此外,還要將文學、舞蹈、音樂、美術及曲藝等多種不同形式的藝術手段和諧地融聚在一起,使之真正成為具有多維品格的雜技劇。
創新是發展前行的主旨和動能,是構成文化先進性的十分重要的系統工程。雜技劇是在雜技的視觀大陣中建立起來的一種文化創新現象,是新的價值觀、文藝觀、審美觀的多維結合,是雜技人在時代大潮中矢志創新的真誠追求。
伴隨著一批具有較高藝術水準的雜技劇的成功問世,雜技表演已然從單一的技巧展示轉化為與戲劇的結合,組成能夠與觀眾心靈碰撞、與情感交融的故事,它是比較合乎中國觀眾對“講故事”感興趣這一審美心理的,所以自出現伊始便獲得業界和觀眾的贊譽。從國際雜技層面去看,也恰與當下歐洲勢頭正盛的“新馬戲”的創演概念有著異曲同工之妙。
運用雜技本體藝術語言進行敘事的雜技劇,自有了突出人物塑造和思想情感的表達之后,便擁有了設置和解決矛盾的任務,更承載了與人們心靈溝通的能力。它不僅僅限于雜技晚會那樣,只要獲得了掌聲就達到表演的目的,也不僅僅是有著能夠彰顯其超乎常人的精彩就達到了終極目的,而是要在緊密圍繞情節的軸線去完成故事演繹,以達到使人惶恐、愉悅、悲哀甚至熱淚盈眶的觀演效果。為此,其所要呈現的雜技技巧的非凡與神奇,都應是編織在雜技劇基礎情節中的。
(1)所謂雜技劇創作的戲劇性原則就是“戲劇敘事”,其核心是雜技劇區別于雜技秀的關鍵所在。眾所周知,雜技在敘事功能方面的確是一個短板,而雜技劇創作又必須圍繞“戲劇敘事”做好功課,怎么辦?一定是要先解決好思想解放問題,為雜技靠炫技為本的觀念注入“又一種”新的思維理念。要盡我們之所能,全力助推雜技進入一個真正具有文化內涵和審美價值的更高藝術層面。
(2)“戲劇敘事”與雜技本體技術的合理化運用,是實現“用雜技講故事”的關鍵所在。凡是致力于雜技劇編創的藝術工作者,無一不想把故事很好地融入到雜技表演之中,然而實施起來往往事與愿違,不是在“戲劇敘事”方面差強人意,就是在雜技技術運用的合理性上缺乏智謀。

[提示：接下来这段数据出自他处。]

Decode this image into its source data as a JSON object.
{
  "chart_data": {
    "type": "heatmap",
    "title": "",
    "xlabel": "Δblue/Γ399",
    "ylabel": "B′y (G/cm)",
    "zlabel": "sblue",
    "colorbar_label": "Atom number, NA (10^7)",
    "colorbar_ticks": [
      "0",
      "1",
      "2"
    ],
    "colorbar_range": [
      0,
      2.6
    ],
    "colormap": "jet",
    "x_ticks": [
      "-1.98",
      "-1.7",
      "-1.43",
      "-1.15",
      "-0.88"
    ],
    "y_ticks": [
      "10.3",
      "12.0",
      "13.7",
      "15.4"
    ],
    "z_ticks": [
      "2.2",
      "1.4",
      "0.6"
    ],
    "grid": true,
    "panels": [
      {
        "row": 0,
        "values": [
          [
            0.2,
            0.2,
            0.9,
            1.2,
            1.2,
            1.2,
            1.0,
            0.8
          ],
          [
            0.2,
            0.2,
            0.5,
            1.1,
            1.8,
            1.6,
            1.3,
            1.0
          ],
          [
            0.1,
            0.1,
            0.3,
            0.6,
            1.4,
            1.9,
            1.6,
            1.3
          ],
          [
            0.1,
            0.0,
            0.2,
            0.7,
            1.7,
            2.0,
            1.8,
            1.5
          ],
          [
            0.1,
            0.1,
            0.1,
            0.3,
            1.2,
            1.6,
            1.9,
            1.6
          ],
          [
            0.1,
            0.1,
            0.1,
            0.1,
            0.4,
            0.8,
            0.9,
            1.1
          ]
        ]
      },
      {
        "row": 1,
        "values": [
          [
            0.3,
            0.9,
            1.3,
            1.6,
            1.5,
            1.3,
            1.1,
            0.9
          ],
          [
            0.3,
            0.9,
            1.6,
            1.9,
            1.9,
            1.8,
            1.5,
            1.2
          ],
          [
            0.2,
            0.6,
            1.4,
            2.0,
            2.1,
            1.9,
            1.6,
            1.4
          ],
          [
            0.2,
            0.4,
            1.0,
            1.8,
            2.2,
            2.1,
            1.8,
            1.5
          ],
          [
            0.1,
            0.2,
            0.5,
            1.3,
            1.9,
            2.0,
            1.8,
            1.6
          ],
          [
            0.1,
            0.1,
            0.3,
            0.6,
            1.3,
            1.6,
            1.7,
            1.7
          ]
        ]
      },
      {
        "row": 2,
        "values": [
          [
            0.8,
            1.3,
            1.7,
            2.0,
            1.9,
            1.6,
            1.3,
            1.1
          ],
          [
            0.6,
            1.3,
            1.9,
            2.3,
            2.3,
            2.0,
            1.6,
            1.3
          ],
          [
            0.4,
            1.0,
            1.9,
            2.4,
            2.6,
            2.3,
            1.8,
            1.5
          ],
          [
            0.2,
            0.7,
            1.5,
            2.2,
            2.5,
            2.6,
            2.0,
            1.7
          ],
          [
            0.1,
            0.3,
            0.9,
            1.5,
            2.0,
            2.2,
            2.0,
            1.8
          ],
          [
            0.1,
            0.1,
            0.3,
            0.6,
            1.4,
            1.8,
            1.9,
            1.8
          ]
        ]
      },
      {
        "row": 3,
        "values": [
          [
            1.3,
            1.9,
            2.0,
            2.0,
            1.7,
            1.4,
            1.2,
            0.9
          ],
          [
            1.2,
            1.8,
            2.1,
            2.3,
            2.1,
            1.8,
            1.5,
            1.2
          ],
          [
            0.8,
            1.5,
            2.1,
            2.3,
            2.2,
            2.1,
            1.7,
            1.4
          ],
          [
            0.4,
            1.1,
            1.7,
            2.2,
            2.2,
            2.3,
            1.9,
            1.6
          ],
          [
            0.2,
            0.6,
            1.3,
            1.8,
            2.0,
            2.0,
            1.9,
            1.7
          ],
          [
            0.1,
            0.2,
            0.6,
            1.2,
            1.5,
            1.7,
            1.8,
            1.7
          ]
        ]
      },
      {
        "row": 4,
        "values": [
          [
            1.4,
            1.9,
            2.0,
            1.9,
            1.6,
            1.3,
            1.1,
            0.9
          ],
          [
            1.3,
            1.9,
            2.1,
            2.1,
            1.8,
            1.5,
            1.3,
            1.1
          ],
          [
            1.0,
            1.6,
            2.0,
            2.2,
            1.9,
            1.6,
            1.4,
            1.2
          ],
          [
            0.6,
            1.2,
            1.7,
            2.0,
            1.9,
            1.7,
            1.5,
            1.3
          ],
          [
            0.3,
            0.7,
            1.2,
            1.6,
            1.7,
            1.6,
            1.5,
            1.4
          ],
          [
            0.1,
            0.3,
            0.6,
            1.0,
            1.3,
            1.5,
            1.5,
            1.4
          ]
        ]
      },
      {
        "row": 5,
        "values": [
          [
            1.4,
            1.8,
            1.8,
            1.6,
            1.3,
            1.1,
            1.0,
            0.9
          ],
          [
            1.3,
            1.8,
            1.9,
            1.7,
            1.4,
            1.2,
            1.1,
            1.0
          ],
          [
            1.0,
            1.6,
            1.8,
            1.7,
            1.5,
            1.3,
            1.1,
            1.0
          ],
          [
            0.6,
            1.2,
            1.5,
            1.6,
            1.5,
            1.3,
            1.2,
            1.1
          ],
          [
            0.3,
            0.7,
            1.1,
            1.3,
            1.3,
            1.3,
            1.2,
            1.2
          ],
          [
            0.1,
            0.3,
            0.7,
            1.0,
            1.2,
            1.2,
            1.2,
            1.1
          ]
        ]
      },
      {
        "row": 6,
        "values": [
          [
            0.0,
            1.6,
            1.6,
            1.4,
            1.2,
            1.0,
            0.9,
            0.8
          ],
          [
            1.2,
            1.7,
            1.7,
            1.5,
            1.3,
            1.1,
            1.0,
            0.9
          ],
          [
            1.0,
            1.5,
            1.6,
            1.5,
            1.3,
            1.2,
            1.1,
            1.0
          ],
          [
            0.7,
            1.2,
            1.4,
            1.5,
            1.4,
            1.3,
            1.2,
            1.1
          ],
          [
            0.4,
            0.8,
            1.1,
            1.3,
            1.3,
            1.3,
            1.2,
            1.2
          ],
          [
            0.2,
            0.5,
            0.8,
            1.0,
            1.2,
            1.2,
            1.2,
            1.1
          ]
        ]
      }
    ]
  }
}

對此每位編創者所共同面臨的難題,我們不妨有針對性地作以下思考:
題一:關于“設計技巧”的問題。由于雜技劇受制于故事脈絡的規定,為能夠準確與故事脈絡相吻合,勢必會對已有的雜技技巧賦予某種思想性的注腳,這是一把雙刃劍,改造原有技巧的同時可能要作廢一部分通過苦練才掌握的動作,由此遇到不舍和固守的僵持。對于這個問題,編導者事先是否經過認真思考,做過備選方案,有沒有更加理想的變通辦法?教學者面對這樣的刪改有沒有很好的心理準備,有沒有宏觀地對待全劇的大結構?在此,科學而理性的前瞻性預案是一定要認真去做的。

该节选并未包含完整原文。